The parent process, meanwhile, redirects its stdout and stderr to point at the write_file_descriptor . When the parent is done, it does:

logger.info("Cleaning up")
print(_TERMINATION_CHAR)  # tell the reader that the stream is done
sys.stdout.flush()
sys.stderr.flush()

The process is running with PYTHONUNBUFFERED=1 set in the environment. I am stressing this code by having the parent write ~20k lines (10k each to stdout and stderr, interleaved):

    for i in range(10000):
        time.sleep(0.01)
        print(f"From stdout: {i}")
        print(f"From stderr: {i}", file=sys.stderr)

    return a + b

With this, the lines the handler sees are:

# ... there are more lines before this. Nothing seems to be missing up to this point
From stdout: 9012
From stderr: 9012
From stdout: 9013
From stderr: 9013
From stdout: 9014
From stderr: 9014
From stdout: 9015
From stderr: 9015
2022-11-15 23:01:28,536 - INFO : Cleaning up

So... a lot of lines at the end are missing. But we still see the log message. Any ideas why this may be happening?
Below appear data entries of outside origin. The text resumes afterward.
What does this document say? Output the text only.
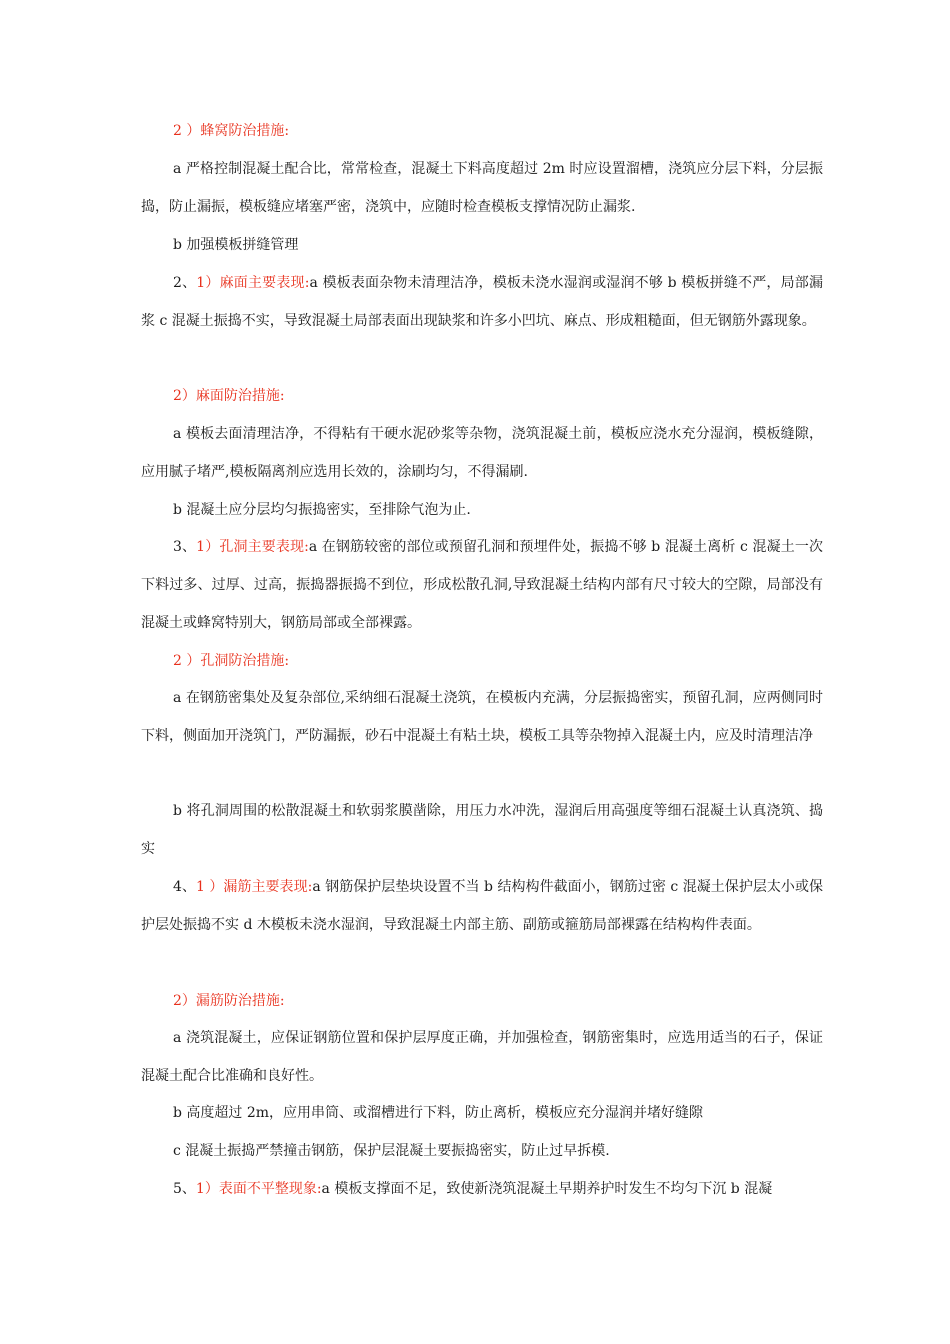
2 ）蜂窝防治措施:

a 严格控制混凝土配合比，常常检查，混凝土下料高度超过 2m 时应设置溜槽，浇筑应分层下料，分层振捣，防止漏振，模板缝应堵塞严密，浇筑中，应随时检查模板支撑情况防止漏浆.

b 加强模板拼缝管理

2、1）麻面主要表现:a 模板表面杂物未清理洁净，模板未浇水湿润或湿润不够 b 模板拼缝不严，局部漏浆 c 混凝土振捣不实，导致混凝土局部表面出现缺浆和许多小凹坑、麻点、形成粗糙面，但无钢筋外露现象。

2）麻面防治措施:

a 模板去面清理洁净，不得粘有干硬水泥砂浆等杂物，浇筑混凝土前，模板应浇水充分湿润，模板缝隙，应用腻子堵严,模板隔离剂应选用长效的，涂刷均匀，不得漏刷.

b 混凝土应分层均匀振捣密实，至排除气泡为止.

3、1）孔洞主要表现:a 在钢筋较密的部位或预留孔洞和预埋件处，振捣不够 b 混凝土离析 c 混凝土一次下料过多、过厚、过高，振捣器振捣不到位，形成松散孔洞,导致混凝土结构内部有尺寸较大的空隙，局部没有混凝土或蜂窝特别大，钢筋局部或全部裸露。

2 ）孔洞防治措施:

a 在钢筋密集处及复杂部位,采纳细石混凝土浇筑，在模板内充满，分层振捣密实，预留孔洞，应两侧同时下料，侧面加开浇筑门，严防漏振，砂石中混凝土有粘土块，模板工具等杂物掉入混凝土内，应及时清理洁净

b 将孔洞周围的松散混凝土和软弱浆膜凿除，用压力水冲洗，湿润后用高强度等细石混凝土认真浇筑、捣实

4、1 ）漏筋主要表现:a 钢筋保护层垫块设置不当 b 结构构件截面小，钢筋过密 c 混凝土保护层太小或保护层处振捣不实 d 木模板未浇水湿润，导致混凝土内部主筋、副筋或箍筋局部裸露在结构构件表面。

2）漏筋防治措施:

a 浇筑混凝土，应保证钢筋位置和保护层厚度正确，并加强检查，钢筋密集时，应选用适当的石子，保证混凝土配合比准确和良好性。

b 高度超过 2m，应用串筒、或溜槽进行下料，防止离析，模板应充分湿润并堵好缝隙

c 混凝土振捣严禁撞击钢筋，保护层混凝土要振捣密实，防止过早拆模.

5、1）表面不平整现象:a 模板支撑面不足，致使新浇筑混凝土早期养护时发生不均匀下沉 b 混凝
The problem turned out to be a race condition between two different mechanisms for indicating completion. One mechanism was the termination character, the other was a sigterm handler. The sigterm was sent between when the print statements completed their execution and when the terminating character was written. Simplifying to always use the termination character only solved the issue. So nothing funky with i/o, just your run-of-the-mill race condition!